I’ve previously semi-solved this by putting the MAX sys_created_on in the SELECT statement, and matching off that, but I realized that could pull in unwanted dupe records just because they match the sys_created_on of another.
I feel like the solution may be staring me in the face, but I’m stuck. Appreciate your help!
Advertisement
Answer
Use row_number
to number the duplicate rows and then exclude them. Ordering the row number by sys_created_on desc
ensures you get the latest of each per month.

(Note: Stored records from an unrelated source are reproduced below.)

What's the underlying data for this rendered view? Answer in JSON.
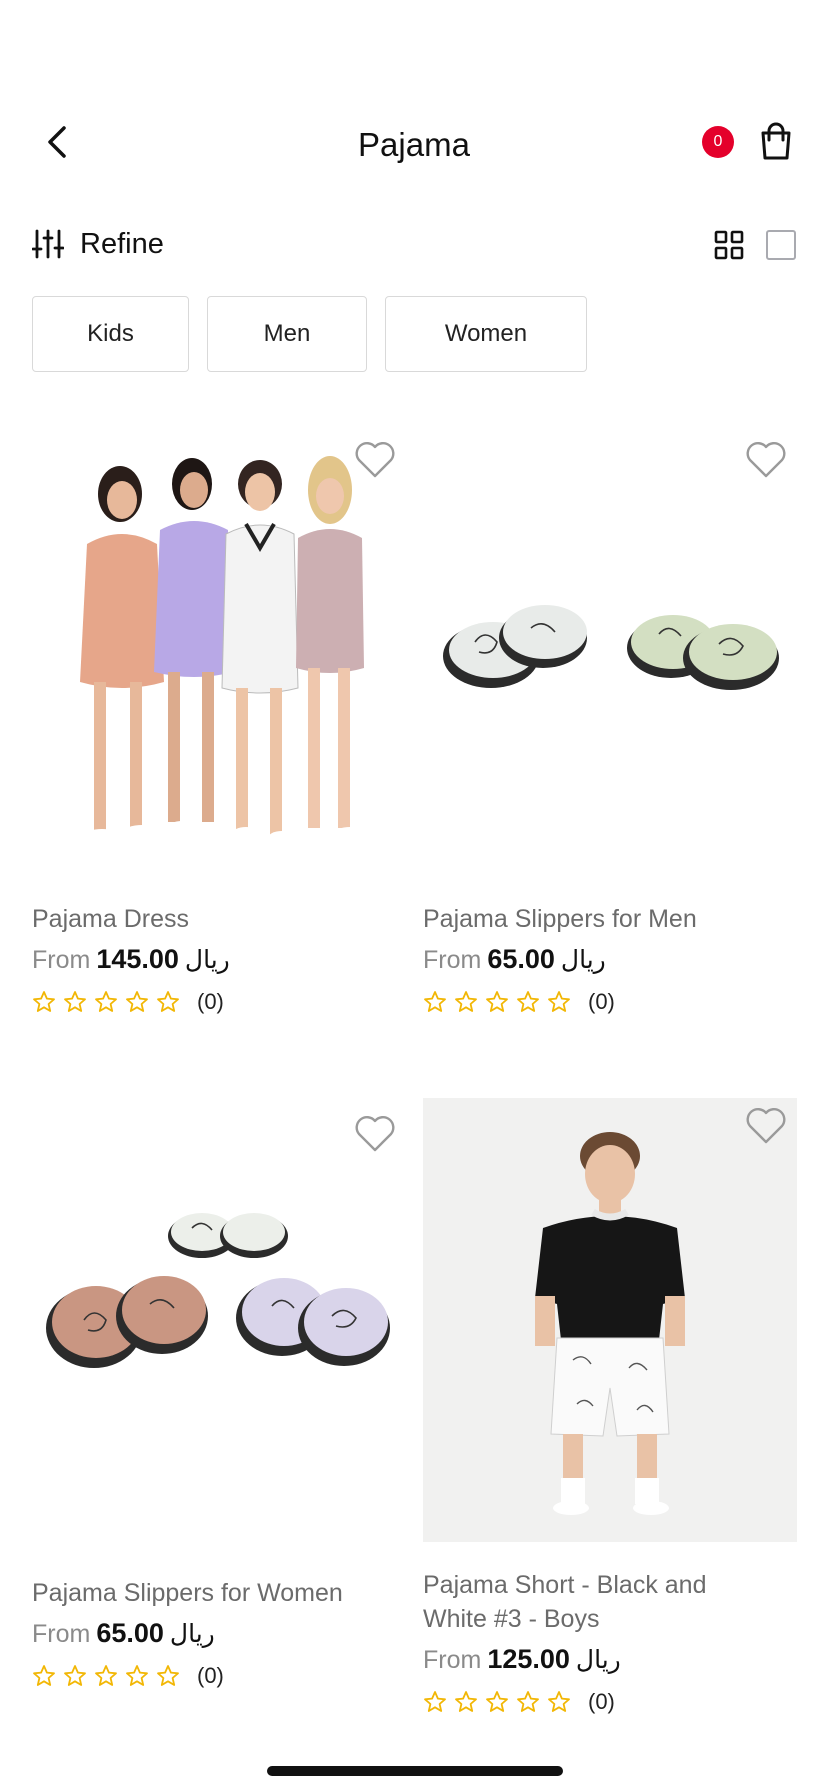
{
  "header": {
    "title": "Pajama",
    "cart_count": "0"
  },
  "toolbar": {
    "refine_label": "Refine"
  },
  "categories": [
    "Kids",
    "Men",
    "Women"
  ],
  "products": [
    {
      "name": "Pajama Dress",
      "from": "From",
      "price": "145.00",
      "currency": "ريال",
      "reviews": "(0)"
    },
    {
      "name": "Pajama Slippers for Men",
      "from": "From",
      "price": "65.00",
      "currency": "ريال",
      "reviews": "(0)"
    },
    {
      "name": "Pajama Slippers for Women",
      "from": "From",
      "price": "65.00",
      "currency": "ريال",
      "reviews": "(0)"
    },
    {
      "name": "Pajama Short - Black and White #3 - Boys",
      "from": "From",
      "price": "125.00",
      "currency": "ريال",
      "reviews": "(0)"
    }
  ],
  "colors": {
    "badge": "#e4002b",
    "star": "#f2b705",
    "heart": "#9a9a9a"
  },
  "icons": {
    "back": "chevron-left-icon",
    "cart": "shopping-bag-icon",
    "refine": "sliders-icon",
    "grid": "grid-view-icon",
    "single": "single-view-icon",
    "wishlist": "heart-outline-icon",
    "rating": "star-outline-icon"
  }
}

declare @Test table (sys_id varchar(6), sys_created_on datetime2(0), cost_plan varchar(32), breakdown_start_date date); insert into @Test (sys_id, sys_created_on, cost_plan, breakdown_start_date) values ('axr123', '2020-10-01 09:31:15', 'Outlook KTLO - Lisa Lymon', '10-01-2020'), ('pqo100', '2020-12-23 05:50:20', 'Outlook KTLO - Lisa Lymon', '10-01-2020'), ('cji985', '2020-10-01 09:31:15', 'Outlook KTLO - Lisa Lymon', '11-01-2020'), ('twg795', '2020-10-05 13:23:08', 'DataPyramid CTB - Dave Dods', '10-01-2020'), ('jqr820', '2020-09-28 16:11:54', 'Revoluccion CTB - Marcus Vance', '11-01-2020'), ('vjo150', '2021-01-13 11:10:09', 'Server KTLO - Tom Smith', '10-01-2020'); with cte as ( select * , row_number() over (partition by cost_plan, datepart(year,breakdown_start_date), datepart(month,breakdown_start_date) order by sys_created_on desc) rn from @Test ) select * from cte where rn = 1;
As per your comments this (the CTE) is just a neat way to write a sub-query/derived table and can still be written as follows:
select * from ( select * , row_number() over (partition by cost_plan, datepart(year,breakdown_start_date), datepart(month,breakdown_start_date) order by sys_created_on desc) rn from @Test ) cte where rn = 1;
Note: If you provide DDL+DML as shown above you make it much easier for people to assist.